Routines & Traditions

it took me a little over 24 hours in san diego to have my first burrito and flautas meal and for those who grew up around here know just how absurd that statement is. 24 hours? my usual timeframe is within 30 minutes of arriving at the airport but this christmas trip home started off a bit different than the past years. and the difference is that jon isn't here. usually what happens is that jon will pick me up from the airport and then we always make the obligatory burrito pitstop with some boba to boot if i'm lucky. this time however, jon is in new york and not flying in until tomorrow so the task of picking me up was left to my mom and there was certainly no burrito stop on the way home. then i made grand plans to head to hotel pan and texted my excitement to anyone who would listen about how i desperately needed a flauta that very night but when push came to shove, it got late and i was too tired to make the drive out there and went to bed burrito-less. part of the issue also is i realized that without jon here driving me around i really have no idea how to get anywhere.

tonight i was determined to get some mexican and ventured out to hotel pan on my own and was so paranoid that i would get lost or would lose reception that i saved a screen shot of each page of the directions just in case. i made it just fine and maybe got a little over-confident on my way home as i somehow missed a turn and ended up driving 20 minutes out of the way before i even realized anything was amiss.

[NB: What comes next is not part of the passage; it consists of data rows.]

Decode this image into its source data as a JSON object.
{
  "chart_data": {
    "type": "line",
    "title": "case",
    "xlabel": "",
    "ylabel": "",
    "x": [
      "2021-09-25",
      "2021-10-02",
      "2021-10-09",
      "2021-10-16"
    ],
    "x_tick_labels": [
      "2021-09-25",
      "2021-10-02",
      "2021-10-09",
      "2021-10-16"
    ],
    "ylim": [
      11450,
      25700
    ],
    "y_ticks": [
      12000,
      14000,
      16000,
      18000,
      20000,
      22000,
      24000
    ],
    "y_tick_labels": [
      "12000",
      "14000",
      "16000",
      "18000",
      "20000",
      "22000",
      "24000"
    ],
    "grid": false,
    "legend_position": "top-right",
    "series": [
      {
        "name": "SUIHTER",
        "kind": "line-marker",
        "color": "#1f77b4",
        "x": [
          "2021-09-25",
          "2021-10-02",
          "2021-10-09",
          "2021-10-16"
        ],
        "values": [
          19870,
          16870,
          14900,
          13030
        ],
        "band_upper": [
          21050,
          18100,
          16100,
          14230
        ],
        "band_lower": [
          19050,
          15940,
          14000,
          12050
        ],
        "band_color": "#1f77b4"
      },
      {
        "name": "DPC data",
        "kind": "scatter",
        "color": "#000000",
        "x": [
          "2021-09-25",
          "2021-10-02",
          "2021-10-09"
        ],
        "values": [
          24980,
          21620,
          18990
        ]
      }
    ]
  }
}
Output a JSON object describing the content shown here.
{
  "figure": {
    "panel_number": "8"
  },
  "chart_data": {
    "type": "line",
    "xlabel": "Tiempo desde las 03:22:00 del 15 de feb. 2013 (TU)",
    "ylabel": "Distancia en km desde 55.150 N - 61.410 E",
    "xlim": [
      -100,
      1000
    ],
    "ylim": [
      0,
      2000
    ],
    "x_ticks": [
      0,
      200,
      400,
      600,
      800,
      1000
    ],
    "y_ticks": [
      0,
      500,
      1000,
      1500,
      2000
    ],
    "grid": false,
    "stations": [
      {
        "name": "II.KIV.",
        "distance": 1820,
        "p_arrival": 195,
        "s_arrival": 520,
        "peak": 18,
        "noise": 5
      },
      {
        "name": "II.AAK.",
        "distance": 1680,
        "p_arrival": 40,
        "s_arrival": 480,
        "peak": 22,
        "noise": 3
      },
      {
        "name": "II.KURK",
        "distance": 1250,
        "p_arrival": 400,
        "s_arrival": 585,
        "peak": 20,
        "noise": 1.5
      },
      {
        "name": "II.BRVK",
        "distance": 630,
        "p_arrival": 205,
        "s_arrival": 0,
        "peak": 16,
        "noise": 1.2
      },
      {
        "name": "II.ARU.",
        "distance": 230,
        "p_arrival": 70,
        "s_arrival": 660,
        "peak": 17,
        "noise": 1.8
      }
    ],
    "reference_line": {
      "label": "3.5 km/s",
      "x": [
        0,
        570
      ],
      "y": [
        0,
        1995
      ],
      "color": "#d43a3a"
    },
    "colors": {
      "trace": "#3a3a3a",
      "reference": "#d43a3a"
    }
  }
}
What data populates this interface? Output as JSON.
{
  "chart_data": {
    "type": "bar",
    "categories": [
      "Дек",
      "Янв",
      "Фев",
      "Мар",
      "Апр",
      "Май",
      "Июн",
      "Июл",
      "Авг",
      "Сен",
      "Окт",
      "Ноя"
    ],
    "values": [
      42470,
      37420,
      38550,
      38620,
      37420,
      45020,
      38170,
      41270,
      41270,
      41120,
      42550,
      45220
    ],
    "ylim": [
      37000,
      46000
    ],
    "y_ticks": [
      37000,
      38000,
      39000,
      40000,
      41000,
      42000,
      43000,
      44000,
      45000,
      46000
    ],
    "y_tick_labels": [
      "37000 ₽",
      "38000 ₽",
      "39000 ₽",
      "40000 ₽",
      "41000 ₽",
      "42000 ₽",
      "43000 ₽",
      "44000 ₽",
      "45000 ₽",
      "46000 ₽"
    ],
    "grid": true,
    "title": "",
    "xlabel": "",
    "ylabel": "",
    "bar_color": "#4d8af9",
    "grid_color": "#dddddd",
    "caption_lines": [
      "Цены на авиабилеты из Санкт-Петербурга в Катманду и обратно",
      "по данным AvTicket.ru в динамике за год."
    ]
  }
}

usually when i'm home i bitch and moan about how bored i am and how i can't wait to get back to sf but this time i am soaking it all up and loving it. part of it is because it's been a year since the last time that all of us, meaning my mom and jon, were home together and i found myself missing it. there's something to be said for tradition and routine and well, this is the closest to an annual family gathering that i've got.

i spent the earlier part of today getting a facial that my mom arranged for me and then we hit up a couple of stores afterwards for some shopping and then met up with my mom's friends son for a chaperoned dinner. now let me backtrack a bit. during dinner last night my mom inevitably brought up the subject of me getting older and settling down and dished out some sage advice (never date a married man for example) and spoke about her friend's son who was moving to shanghai and how it would be nice if i met him and we took him and his mom out for dinner. not really thinking too much about it i agreed because really what else did i have to do.

right after i could hear her making the calls and setting everything up for dinner the next night which was earlier today. so after our afternoon of shopping and such, she informs me that the mom is sick so it will just be the three of us out to dinner and when i protested a little, she came right back at me about my shitty attitude and ended with the phrase "fine if you don't want to go then don't" which of course had the exact effect she wanted of making me feel guilty and so off we go and while the dinner itself turned out to be fine i could not and still can't make head or tails of whether this was just dinner or if i've fallen for some type of mom setup again.

was my mom trying to set me up? some say yes but a part of me is skeptical since this guy is moving to shanghai in 2 days for work, something that mom is well aware of and so it just doesn't make sense to me. it was a little weird because him and my mom seem to get along really well and at times i felt like the third wheel and it was all very awkward as he would talk about me as if i wasn't even there like oh yes she is so gua (chinese for good/obedient) or she has pretty features and all the while i'm sitting right there and not really sure what i should be saying or doing. the best way i could describe him would be a smooth chinese businessmen but a little too smooth. such as when he told the waitress she had beautiful eyes in the hopes of getting our names higher up on the waiting list which didn't work by the way. and so that's how the night went. him and my mom speaking in mandarin about all sorts of topics while i sat there and interjected a word here or there and then when it was all finally over and we had dropped him off at home (oh yes did i mention that we picked him up at his house and that he came out wearing a pinstriped blazer) i was left very confused and not sure what the hell just happened.

and all this within the first 24 hours too! but it can only get more exciting from here on out as jon gets in tomorrow and the rest of the gang slowly trickle in throughout the week and i'm looking forward to finally having my chauffeur back to driving me around everywhere again.

1 comments:

Bookgirl said...

how did i only see this now? i would have killed to be texting with you while you sat there. i can just see him flattering the waitress hahahahahaha. ah, the quest of the unmarried ethnic girl. i hear you sista!